Probablement, le western que je voulais voir depuis le plus grand nombre d’années, tant sa réputation comme « premier western psychologique » (sous-genre informe sur lequel on a pourtant dit tellement de bêtises…) se maintenait depuis sa sortie jusqu’à en devenir persistante… Malheureusement, pas si facile à voir, où alors c’est que je ne cessais de le rater par inadvertance jusqu’à ce qu’un bon génie me le fasse parvenir un beau matin de la semaine dernière sous mon paillasson délavé bleu qui l’accueillait de toute la force de son alphabet cyrillique et que je remercie au passage (le bon génie, voyons, pas le paillasson…).
Au final, un très intéressant exercice de style comme Henry Fonda en joua tant, avec les défauts du genre, bien sûr et ce qu’il garde d’un peu maniéré malgré tout le talent et la verve de Wellman derrière la caméra, mais qui n’a pas perdu grand-chose de sa force et de son acuité.

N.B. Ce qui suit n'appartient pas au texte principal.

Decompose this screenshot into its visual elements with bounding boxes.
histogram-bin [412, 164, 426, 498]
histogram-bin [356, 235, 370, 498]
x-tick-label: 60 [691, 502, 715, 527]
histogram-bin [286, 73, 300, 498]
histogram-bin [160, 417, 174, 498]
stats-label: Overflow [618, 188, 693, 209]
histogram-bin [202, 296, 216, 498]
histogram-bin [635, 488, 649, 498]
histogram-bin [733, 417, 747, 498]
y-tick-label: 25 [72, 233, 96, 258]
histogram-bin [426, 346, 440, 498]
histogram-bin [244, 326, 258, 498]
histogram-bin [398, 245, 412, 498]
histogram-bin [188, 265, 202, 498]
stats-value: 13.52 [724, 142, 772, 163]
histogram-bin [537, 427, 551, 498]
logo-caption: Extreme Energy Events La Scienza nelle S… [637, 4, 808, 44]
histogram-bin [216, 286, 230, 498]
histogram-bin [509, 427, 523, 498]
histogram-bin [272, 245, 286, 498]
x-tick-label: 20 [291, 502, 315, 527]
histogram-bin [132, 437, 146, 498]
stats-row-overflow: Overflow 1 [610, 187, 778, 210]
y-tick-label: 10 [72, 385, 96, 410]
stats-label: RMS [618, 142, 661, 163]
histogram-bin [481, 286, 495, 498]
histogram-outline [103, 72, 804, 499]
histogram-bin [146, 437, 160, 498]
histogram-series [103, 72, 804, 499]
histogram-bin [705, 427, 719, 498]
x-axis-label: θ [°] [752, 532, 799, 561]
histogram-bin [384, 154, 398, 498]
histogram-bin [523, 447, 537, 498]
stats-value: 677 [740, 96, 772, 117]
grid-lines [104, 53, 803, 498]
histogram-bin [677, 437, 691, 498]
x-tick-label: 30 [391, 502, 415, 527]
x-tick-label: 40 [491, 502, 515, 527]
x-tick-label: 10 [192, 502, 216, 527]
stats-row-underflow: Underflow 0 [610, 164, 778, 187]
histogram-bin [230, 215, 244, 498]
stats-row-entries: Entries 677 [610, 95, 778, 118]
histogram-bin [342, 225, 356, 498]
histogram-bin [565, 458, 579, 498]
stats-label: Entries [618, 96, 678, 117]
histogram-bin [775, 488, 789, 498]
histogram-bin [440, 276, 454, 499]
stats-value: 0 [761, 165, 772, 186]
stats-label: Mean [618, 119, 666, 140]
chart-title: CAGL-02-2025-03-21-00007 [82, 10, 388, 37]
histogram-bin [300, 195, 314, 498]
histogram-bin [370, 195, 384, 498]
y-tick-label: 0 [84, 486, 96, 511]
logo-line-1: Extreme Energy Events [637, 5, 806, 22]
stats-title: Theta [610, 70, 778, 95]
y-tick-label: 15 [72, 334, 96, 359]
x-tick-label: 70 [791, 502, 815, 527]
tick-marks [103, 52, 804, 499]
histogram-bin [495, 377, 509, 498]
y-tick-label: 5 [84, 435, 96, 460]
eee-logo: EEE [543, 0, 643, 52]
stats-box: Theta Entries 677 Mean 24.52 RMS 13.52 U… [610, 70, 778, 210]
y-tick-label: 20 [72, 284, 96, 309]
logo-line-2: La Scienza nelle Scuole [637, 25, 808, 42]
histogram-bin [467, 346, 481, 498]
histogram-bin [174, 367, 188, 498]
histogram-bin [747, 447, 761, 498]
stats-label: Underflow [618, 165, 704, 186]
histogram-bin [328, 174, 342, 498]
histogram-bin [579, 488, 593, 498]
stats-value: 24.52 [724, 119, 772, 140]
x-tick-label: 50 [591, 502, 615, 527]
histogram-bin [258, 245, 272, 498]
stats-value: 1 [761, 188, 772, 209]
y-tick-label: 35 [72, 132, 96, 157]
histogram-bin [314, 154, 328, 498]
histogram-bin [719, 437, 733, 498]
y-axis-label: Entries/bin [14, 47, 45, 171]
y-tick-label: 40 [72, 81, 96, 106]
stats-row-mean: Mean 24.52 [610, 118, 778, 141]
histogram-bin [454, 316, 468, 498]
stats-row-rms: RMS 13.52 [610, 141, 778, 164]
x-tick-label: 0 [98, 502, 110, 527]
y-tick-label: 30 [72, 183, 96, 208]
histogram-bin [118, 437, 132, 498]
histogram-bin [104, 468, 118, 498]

Henry Fonda est un bouseux dégénéré du trou du cul du Nevada qui arrive dans un village avec son acolyte taciturne en pleine tension locale à base de vol de bétail et de meurtre local. Très vite, la ville s’échauffe, on prépare le posse et la corde à lynch et il y a Harry Davenport qui essaie de calmer les esprits, faut dire que lui, dans le lointain 1880 réel, il aurait presque pu participer en vrai à ce genre d’incidents, ça donne à réfléchir…
En fait c’est le microcosme habituel, la vieille baderne et son fils couard, le mystique demeuré, le pochtron, l’adjoint brutal, l’ami vengeur, l’hommasse couillue et la tripotée de pécores qui va bien avec… Tout ce beau monde s’ennuie, c’est divertissant la justice, expéditive ou non, pas pour rien que le procès tient une telle place dans le divertissement ricain quand on y songe… Enfin, ici, le procès n’est pas encore à la mode, on a la démocratie à la place, c’est bien, c’est comme d’habitude, une majorité de barbares aura toujours raison contre une minorité de civilisés, à moins que je ne me trompe ou que le diable s'habille en pravda…
La bonne nouvelle, c’est que les suspects ne sont pas si loin, Dana Andrews en jeune père de famille, Anthony Quinn en mexicos classieux et interlope, le petit vieux gâteux aussi, comme toujours…
C’est sympa les films de posse, tout ce que l’humanité connait de plus répugnant réuni pour la bonne cause… « La preuve du pire, c’est la foule » disait ce bon vieux Sénèque qui en connaissait un rayon… Même notre bon Henry s’efface progressivement dans la mêlée, à l’époque, faut suivre l’air du temps si on ne veut pas finir branché, et tant pis si le vent souffle où il veut comme pour Nicodème, c’est vraiment pas le moment de faire de l’esprit ou de trop tirer sur la corde, la justice attend l’aube, c’est comme la charge de Little Big Man, mais sans Garryowen…
Il y a donc dans ce film un trop plein de didactisme qui nuit à l’intérêt du sujet, faut voir aussi le public visé, mais rien qui empêche de goûter pleinement à la poursuite fraîche et joyeuse, aux verres de bières partagés entre amis au troquet du coin, au barbecue nocturne, à la petite tige qu’on fume pour se réchauffer, au café qui mijote en attendant le dernier verre de rhum.
Alors certes, sur un sujet proche, Furie était infiniment plus convaincant, mais tout de même, en 75 minutes joliment tenues, voilà un très intriguant western troussé avec une belle maîtrise par tonton Wellman et rien que cela mérite largement de s’y arrêter un bref instant.